Siempre quise ser viejo. Desde niño. Quizás fue la imagen apacible de mi abuelo Roberto la que alimentó el deseo. Lo recuerdo en su mecedora mientras escuchaba la radio todas las mañanas, cuando sintonizaba en onda corta noticias sobre Cuba, la tierra de sus padres antes de desembarcar en Colombia. Gozaba del retiro con modestia y sosiego, rodeado del amor de su familia en aquella vida austera de la Barranquilla de mediados del siglo XX. En mi admiración temprana por la vejez me encantaba la compañía de los mayores. Buscaba en ellos su sabiduría. O tal vez seguridad frente a los tantos interrogantes e incertidumbres del mundo hostil que descubre la adolescencia.
Todos los años, en las Pascuas navideñas hacíamos un recorrido familiar que terminaba en casa de las ‘nenas’ De la Peña, mis tías abuelas, solteronas y llenas de bondad, listas a conversar sobre las últimas noticias de la política hasta el final de sus días.
Siempre quise ser viejo. Pero ahora, ya cincuentón, me asaltan dudas. No las motivan las arrugas, ni las canas, ni las señales de calvicie. Con la edad nos rodean mayores preocupaciones por la salud. Sin embargo, mis ilusiones de vejez se han frenado por otras razones.
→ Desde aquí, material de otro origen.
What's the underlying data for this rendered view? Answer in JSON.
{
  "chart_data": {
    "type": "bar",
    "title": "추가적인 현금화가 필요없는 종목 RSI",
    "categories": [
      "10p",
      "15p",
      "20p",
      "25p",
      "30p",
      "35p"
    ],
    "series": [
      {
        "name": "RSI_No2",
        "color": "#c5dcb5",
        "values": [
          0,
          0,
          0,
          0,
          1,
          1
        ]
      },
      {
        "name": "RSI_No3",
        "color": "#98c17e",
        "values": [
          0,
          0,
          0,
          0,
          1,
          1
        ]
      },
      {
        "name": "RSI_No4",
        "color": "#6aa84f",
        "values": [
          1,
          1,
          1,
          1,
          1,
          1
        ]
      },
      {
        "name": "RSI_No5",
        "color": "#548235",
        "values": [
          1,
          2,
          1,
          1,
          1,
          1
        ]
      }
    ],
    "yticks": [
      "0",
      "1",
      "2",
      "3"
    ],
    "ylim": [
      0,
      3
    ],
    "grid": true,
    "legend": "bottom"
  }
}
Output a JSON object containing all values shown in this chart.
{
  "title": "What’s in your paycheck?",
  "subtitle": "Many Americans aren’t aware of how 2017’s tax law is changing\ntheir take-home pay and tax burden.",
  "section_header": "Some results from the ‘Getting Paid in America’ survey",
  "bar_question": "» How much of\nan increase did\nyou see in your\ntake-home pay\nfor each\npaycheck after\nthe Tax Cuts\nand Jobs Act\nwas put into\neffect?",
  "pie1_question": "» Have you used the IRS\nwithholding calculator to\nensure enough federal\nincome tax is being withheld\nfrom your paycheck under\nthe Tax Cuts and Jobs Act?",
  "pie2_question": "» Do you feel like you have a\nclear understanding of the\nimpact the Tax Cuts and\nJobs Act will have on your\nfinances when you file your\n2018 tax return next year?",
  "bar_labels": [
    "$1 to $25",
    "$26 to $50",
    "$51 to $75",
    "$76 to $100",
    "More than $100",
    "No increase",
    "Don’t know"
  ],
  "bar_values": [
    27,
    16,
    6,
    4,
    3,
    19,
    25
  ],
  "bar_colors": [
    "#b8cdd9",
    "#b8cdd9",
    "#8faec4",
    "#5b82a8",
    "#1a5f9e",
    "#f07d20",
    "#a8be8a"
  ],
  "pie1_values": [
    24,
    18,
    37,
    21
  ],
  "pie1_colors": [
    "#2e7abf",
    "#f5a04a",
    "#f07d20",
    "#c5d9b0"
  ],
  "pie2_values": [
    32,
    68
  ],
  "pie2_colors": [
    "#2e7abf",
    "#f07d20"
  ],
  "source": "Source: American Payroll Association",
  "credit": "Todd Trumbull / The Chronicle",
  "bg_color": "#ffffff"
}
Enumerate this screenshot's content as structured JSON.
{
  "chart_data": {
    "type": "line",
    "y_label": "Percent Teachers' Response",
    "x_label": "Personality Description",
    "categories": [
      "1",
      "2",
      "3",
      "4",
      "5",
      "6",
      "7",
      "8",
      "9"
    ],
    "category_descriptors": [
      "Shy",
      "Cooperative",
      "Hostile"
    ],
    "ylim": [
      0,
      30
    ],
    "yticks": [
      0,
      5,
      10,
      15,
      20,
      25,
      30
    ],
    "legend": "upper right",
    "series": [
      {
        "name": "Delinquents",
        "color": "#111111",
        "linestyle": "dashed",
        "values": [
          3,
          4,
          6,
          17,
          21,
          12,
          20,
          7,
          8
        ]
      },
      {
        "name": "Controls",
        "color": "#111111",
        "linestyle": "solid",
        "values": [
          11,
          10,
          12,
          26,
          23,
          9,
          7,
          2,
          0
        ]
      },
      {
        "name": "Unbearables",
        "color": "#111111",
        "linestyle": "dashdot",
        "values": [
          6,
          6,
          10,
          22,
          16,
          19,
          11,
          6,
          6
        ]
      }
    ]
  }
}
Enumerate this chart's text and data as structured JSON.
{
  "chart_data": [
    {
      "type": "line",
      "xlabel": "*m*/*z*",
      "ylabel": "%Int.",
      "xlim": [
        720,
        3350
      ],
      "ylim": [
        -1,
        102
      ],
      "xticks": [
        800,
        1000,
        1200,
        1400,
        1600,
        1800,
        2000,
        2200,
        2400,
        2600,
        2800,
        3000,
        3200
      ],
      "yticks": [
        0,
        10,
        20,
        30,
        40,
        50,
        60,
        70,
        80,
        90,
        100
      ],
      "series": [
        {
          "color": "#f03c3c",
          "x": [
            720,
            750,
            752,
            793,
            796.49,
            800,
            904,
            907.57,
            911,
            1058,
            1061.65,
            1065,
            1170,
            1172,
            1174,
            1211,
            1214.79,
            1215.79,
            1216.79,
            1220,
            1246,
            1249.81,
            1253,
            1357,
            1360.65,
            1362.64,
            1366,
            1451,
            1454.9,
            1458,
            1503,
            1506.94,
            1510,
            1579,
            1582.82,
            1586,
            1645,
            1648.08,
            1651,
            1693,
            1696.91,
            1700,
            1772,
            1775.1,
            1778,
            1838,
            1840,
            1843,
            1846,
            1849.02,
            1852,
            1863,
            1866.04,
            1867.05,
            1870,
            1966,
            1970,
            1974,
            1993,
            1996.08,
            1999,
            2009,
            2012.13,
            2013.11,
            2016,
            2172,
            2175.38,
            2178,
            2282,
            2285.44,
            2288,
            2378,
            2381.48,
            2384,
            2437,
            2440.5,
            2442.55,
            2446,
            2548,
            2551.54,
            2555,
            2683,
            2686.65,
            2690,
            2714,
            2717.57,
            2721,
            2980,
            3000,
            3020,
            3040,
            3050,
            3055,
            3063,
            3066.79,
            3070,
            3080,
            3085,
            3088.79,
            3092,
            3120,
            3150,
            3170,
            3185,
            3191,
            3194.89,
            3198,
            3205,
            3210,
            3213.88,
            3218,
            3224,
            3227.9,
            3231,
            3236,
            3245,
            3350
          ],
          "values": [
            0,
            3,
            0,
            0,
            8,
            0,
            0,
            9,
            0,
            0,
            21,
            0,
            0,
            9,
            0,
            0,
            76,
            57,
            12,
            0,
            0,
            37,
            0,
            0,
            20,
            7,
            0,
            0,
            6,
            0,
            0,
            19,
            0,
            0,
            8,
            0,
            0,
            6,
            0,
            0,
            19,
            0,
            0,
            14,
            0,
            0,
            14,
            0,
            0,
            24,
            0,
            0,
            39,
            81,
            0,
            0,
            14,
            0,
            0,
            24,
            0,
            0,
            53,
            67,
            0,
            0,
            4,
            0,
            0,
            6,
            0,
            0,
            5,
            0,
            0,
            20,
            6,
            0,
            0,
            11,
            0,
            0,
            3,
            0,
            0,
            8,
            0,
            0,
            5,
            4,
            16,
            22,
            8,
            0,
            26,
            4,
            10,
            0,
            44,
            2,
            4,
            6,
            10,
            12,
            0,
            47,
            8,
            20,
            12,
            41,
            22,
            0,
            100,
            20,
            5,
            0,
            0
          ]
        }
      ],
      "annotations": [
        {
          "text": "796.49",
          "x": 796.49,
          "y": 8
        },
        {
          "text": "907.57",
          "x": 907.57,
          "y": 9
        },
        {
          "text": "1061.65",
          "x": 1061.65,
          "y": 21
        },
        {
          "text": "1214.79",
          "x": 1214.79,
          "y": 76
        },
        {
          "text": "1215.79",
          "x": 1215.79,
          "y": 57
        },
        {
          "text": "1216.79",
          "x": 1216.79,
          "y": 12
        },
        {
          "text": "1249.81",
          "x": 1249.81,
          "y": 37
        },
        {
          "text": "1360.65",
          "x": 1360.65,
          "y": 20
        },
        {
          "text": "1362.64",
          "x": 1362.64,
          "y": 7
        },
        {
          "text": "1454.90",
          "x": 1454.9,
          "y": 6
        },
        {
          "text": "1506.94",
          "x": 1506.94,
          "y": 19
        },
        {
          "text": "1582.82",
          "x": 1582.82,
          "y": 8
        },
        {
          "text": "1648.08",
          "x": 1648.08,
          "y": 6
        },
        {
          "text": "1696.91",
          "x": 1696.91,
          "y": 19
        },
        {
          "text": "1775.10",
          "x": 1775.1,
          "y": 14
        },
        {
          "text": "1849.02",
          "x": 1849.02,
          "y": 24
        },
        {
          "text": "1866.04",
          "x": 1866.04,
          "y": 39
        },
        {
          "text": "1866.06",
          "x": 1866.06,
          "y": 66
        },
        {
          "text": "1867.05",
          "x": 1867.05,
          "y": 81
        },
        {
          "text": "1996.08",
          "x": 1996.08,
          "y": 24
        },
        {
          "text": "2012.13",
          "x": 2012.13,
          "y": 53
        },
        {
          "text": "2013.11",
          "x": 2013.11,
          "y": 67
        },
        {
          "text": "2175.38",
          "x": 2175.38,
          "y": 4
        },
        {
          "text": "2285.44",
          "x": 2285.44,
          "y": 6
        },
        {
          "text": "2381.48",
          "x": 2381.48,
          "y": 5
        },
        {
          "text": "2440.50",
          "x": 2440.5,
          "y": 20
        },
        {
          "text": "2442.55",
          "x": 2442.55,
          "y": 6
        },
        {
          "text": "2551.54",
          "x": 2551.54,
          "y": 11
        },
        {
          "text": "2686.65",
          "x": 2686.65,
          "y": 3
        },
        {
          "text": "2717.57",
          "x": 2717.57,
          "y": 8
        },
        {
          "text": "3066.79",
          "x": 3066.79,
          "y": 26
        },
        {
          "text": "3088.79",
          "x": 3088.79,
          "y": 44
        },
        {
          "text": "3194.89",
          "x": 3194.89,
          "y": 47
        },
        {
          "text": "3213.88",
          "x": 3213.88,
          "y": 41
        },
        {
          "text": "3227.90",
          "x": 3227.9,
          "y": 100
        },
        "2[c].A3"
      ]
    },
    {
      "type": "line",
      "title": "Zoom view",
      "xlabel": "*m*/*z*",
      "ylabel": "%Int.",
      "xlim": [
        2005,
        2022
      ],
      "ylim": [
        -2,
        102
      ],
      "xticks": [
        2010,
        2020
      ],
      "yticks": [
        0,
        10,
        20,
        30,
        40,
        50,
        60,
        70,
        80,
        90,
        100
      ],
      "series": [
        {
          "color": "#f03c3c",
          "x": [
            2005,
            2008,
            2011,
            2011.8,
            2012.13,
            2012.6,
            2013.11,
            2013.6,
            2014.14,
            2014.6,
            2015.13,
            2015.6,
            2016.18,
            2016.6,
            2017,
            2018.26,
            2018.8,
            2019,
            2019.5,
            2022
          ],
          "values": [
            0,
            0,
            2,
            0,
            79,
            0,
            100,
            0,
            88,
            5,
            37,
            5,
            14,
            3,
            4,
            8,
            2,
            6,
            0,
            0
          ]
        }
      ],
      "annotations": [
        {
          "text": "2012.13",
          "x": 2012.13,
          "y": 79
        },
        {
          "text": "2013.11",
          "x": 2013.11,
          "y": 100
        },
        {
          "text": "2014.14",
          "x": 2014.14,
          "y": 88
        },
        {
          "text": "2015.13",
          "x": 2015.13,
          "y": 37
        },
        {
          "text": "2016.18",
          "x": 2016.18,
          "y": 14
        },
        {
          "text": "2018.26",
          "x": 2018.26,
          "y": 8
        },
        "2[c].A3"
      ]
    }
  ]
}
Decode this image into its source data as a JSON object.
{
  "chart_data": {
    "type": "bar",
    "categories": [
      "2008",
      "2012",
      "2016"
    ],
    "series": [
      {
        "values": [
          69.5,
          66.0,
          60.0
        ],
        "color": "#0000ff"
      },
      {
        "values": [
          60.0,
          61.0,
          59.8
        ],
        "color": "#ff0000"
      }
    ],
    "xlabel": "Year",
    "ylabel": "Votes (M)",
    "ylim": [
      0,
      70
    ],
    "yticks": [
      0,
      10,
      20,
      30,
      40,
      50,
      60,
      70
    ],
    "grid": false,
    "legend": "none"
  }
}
Con los años me ha sorprendido algo que no esperaba: el paso cada vez más acelerado del tiempo. Los días parecen más cortos. Las horas no alcanzan para hacer todo lo que quisiera hacer. Al terminar la primera semana de cada mes, me encuentro a veces afanado porque siento la cercanía del mes siguiente del calendario, a pesar de que aún esté distante más de 20 días.
Parece solo ayer cuando festejaba las navidades del año pasado. Apenas pasará marzo cuando sentiré que el 2012 estará acercándose a su fin.
Mis expectativas de esa vida apacible y sosegada que asociaba con la vejez se han visto así frustradas por los atropellos del tiempo. Quizás los atropellos del tiempo se hacen sentir con más fuerza en países con marcadas estaciones que en el trópico. Si los días largos del verano introducen cierta placidez, el ciclo de las estaciones me produce angustia; acelera la marcha del reloj. Pero en cualquier hemisferio, el paso de los años vuelve notable la diferencia entre el tiempo físico y el tiempo psicológico -este último se hace con la edad cada vez más corto-.
“Después de cumplir cien años, el organismo deja de deteriorarse”, dice Michael Rose.
Mantengo mi admiración por la vejez, así haya frenado mis deseos de ser viejo. Sigo viendo allí la fuente de sabiduría que solo pueden conferir la edad y la experiencia. Me descubro con frecuencia tarareando aquella canción de Piero popularizada en la década de 1970, “viejo, mi querido viejo”. Prefiero mejores encuentros con la vejez. Habría que derrotar las ansiedades frente a las marchas del reloj. Tal vez así sea posible recuperar aquella aspiración de llegar a viejo.